Henkin killers: Murders were revenge for Duma attack
Members of Hamas cell who shot couple dead in front of their children last month say their victims ‘were not innocent’
The Palestinian men who gunned down Eitam and Naama Henkin in front of their four children in the West Bank last month claim to have planned the attack as revenge for the fatal July 31 firebombing of the Dawabsha family in the village of Duma, according to quotes from their interrogations cleared for publication Monday.
“We got together and decided that we had to do something as revenge over the attack against the Dawabsha family,” one of the terrorists, a Hamas member named Yihye Hajj Hamed, told his investigators, according to transcripts published by Channel 2.
Hamed was referring to the attack on the Dawabsha family home in the northern West Bank that killed a toddler and his parents. Defense officials say radical Jewish settlers carried out that attack, although police have yet to arrest suspects.
Hamed identified himself as “a member of the Hamas organization, and have been for two years.” He recruited the cell that carried out the Henkin murders, he said.
He purchased firearms with his own money “in order to take part in military operations against Israeli targets.”
One accomplice in the Henkin murder, who authorities said was named Samir, “explained to me how to shoot, and gave me the gun in a bag.”
On the night of the attack, the cell lay in wait at an intersection south of Nablus.
“We saw a white Israeli car. I asked [the driver] Samir to overtake the car, and while he was overtaking it I fired. I remember firing 10 or 15 automatic rounds at the Israeli vehicle,” he said.
“At that moment the Israeli car, which was driven by a Jewish citizen, stopped, and we did too. I got out of the car with the gun, switched the clip and went over to the woman who was sitting next to the driver.”
He described how, as he was approaching Naama Henkin, a bloodied Eitam Henkin was struggling with another member of his cell, identified as Karem, and attempting to grab his gun from him. Hamed opened fire, killing Eitam and also wounding his accomplice.
“I don’t know how many shots I fired at the man, who was killed on the spot. Meanwhile, as I was firing, one of the bullets hit Karem’s left hand,” he said. “I was attacked by the woman. I shot a few bullets at her and killed her on the spot.”
With one of them wounded, Hamed said he “saw that inside the car were three or four children, but I didn’t fire at them. We got into our car and drove away.”

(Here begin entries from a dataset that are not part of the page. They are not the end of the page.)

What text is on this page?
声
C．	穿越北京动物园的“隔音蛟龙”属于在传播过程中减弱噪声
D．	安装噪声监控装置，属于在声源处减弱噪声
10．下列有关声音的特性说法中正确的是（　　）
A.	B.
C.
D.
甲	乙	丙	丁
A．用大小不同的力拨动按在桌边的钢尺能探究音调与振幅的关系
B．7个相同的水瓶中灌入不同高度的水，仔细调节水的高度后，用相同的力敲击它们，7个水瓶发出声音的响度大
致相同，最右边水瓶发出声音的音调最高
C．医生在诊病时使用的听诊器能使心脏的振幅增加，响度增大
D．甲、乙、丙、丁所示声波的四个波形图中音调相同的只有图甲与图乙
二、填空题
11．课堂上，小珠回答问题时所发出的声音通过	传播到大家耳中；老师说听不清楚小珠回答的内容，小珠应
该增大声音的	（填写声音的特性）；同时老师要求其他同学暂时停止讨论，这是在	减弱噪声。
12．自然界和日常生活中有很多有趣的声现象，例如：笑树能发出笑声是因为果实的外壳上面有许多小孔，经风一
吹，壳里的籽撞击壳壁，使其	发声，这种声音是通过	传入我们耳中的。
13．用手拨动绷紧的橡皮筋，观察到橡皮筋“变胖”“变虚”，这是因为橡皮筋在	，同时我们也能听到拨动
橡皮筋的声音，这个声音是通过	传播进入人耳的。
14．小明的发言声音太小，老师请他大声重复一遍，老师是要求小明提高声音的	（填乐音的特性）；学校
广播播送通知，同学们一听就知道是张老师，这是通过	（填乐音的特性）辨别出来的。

In a separate interrogation, Hamed explained to investigators that “Islam forbids it, I mean the murder of children. My character also didn’t allow me to kill a baby or hurt him.”
He did not express remorse for killing the parents, saying in his interrogation, “I don’t think the people I killed were innocent. In our religion we also say ‘blood for blood.’” He killed the Henkins, he said, “to make sure the settlers understand that everything they do has a price, so that in the future they’ll think a hundred times before doing something against Palestinians.”
The shooting was done at close range, he said, “to make sure I killed them.”
The cell had also planned to kidnap an Israeli, Hamed told investigators.
After the attack, a Hamas official called him, he said. “I said I was with my girlfriend, that we should have a cocktail. He understood in that moment that we successfully carried out the attack.”